Dua tahun sudah berlalu dengan sangat cepat dan mereka berdua menghabiskan waktu untuk berlatih bersama. Alam Divine Sea mereka juga stabil dan Han Sen juga memiliki perubahan besar dalam kekuatannya.
Yun Zhi bahkan tidak bisa mengukur seberapa kuat Han Sen yang sekarang. Mereka mungkin berada ditingkatan yang sama, namun celah kekuatan tempur mereka sangatlah besar dan Han Sen adalah Kultivator yang sangat sempurna.
Entah itu kekuatan fisik, jiwa, Alkimia dan kecerdasannya sangat hebat. Bahkan dia dengan mudahnya dapat menciptakan sebuah Array Teleportasi, takutnya bakatnya benar-benar akan bersinar nantinya dimasa depan.

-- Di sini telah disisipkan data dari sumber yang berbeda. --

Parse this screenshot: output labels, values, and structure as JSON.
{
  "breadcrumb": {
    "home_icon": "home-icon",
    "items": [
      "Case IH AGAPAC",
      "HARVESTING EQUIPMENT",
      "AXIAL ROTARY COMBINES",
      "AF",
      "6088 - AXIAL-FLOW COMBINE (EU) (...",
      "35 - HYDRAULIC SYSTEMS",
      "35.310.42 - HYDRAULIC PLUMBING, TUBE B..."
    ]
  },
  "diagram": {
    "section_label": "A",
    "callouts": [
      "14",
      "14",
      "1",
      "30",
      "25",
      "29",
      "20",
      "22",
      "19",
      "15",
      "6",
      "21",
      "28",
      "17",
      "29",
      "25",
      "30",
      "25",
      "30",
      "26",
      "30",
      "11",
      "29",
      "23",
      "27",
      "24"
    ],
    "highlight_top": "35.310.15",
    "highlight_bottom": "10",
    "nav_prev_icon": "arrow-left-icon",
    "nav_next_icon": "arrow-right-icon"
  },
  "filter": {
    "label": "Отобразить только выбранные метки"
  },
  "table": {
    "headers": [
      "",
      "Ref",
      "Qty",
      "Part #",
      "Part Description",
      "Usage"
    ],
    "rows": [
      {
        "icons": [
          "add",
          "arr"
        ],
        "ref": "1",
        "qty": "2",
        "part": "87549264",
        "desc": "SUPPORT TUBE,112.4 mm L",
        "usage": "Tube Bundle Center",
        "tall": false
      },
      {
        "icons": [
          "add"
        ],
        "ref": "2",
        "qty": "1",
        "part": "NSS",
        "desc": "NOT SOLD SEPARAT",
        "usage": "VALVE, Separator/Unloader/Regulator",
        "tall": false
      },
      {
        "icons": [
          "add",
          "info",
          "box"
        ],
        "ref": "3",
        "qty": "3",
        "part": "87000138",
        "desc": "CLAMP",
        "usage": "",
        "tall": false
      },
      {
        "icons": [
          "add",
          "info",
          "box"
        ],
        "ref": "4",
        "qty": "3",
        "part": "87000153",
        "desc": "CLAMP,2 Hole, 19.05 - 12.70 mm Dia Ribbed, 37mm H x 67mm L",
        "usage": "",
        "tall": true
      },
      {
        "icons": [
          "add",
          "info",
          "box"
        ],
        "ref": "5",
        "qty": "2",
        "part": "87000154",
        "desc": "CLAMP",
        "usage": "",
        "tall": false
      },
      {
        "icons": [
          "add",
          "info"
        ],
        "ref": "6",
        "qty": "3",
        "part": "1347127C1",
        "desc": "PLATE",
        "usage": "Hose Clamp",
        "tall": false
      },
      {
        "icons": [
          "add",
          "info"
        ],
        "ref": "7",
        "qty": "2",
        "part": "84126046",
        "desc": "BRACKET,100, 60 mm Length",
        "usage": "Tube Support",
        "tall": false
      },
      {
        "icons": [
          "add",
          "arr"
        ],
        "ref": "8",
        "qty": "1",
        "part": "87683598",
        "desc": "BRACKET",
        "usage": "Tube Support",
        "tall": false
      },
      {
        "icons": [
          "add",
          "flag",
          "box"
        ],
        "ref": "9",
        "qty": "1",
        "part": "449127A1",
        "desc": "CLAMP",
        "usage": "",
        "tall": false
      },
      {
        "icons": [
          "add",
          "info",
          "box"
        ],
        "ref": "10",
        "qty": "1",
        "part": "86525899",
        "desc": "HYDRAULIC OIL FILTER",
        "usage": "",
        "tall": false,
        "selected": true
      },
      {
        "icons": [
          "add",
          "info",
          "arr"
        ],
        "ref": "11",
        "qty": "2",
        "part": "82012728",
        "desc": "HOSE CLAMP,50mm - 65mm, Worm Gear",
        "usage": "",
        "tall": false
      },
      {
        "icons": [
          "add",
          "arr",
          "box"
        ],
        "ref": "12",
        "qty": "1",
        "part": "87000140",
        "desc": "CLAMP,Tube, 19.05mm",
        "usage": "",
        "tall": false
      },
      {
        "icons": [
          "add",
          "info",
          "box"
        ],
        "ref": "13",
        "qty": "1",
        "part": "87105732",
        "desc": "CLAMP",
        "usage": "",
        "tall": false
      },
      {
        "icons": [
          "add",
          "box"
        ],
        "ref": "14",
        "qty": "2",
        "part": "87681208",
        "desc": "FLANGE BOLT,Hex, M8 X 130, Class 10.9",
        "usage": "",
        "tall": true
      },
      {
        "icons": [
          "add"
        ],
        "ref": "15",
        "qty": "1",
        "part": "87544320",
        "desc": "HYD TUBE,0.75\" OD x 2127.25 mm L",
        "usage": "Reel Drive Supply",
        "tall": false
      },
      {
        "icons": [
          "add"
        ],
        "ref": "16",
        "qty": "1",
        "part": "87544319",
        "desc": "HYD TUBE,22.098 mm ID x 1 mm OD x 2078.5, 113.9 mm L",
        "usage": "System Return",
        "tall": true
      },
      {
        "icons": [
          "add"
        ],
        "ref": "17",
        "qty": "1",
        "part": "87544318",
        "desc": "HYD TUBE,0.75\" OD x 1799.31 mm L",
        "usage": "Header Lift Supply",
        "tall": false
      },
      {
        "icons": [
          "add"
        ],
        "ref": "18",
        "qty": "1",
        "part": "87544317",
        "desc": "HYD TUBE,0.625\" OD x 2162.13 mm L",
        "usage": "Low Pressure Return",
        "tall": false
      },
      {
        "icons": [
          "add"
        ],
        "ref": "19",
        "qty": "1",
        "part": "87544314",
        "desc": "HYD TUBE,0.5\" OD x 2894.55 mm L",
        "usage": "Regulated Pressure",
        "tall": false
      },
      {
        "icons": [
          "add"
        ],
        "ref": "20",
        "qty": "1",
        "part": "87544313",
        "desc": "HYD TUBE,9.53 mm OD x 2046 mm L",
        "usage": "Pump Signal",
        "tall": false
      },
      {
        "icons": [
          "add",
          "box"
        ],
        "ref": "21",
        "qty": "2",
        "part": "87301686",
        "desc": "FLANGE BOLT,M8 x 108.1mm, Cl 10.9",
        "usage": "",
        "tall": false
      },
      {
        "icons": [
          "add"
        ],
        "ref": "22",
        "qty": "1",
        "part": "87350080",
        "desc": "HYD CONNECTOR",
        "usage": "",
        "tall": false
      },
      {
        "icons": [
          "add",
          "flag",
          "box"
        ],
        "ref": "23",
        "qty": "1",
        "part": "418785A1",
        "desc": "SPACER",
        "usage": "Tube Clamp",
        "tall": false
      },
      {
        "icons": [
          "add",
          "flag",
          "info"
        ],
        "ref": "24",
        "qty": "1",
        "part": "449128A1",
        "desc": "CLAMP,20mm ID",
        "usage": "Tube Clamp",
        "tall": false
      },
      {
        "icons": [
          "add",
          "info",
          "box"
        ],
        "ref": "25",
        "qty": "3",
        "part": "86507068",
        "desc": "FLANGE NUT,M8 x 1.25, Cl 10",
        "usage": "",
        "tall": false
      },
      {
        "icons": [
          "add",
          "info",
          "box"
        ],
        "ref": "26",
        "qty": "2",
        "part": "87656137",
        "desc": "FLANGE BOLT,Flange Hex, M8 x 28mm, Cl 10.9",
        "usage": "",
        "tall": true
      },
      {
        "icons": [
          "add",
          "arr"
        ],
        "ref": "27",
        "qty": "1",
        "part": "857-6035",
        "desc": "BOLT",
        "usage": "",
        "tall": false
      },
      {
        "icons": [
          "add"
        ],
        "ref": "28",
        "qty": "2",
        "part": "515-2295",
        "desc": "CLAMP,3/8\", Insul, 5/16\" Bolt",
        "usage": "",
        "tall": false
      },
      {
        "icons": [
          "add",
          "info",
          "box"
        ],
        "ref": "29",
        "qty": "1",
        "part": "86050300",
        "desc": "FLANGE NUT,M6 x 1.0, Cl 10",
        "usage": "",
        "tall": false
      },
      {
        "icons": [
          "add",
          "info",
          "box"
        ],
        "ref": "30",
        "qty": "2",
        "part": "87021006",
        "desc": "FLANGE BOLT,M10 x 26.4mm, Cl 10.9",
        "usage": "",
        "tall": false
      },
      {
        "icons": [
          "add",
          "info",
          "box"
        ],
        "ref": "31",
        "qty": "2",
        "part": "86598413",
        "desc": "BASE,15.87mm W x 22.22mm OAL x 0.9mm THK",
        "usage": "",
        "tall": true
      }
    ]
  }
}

Laut Kesadaran Ilahi Han Sen sekarang sudah bermutasi. Sekarang langit Laut Kesadaran Ilahi miliknya seperti langit berbintang, Buku Rahasia Alam dan Jiwa Naga Surgawi saling beresonasi dan pencapaian ini masih baru untuk Han Sen. Namun setidaknya semua Bintang ini dapat dia hubungkan satu sama lain dan Han Sen mendapat kemampuan dalam membuat ruang.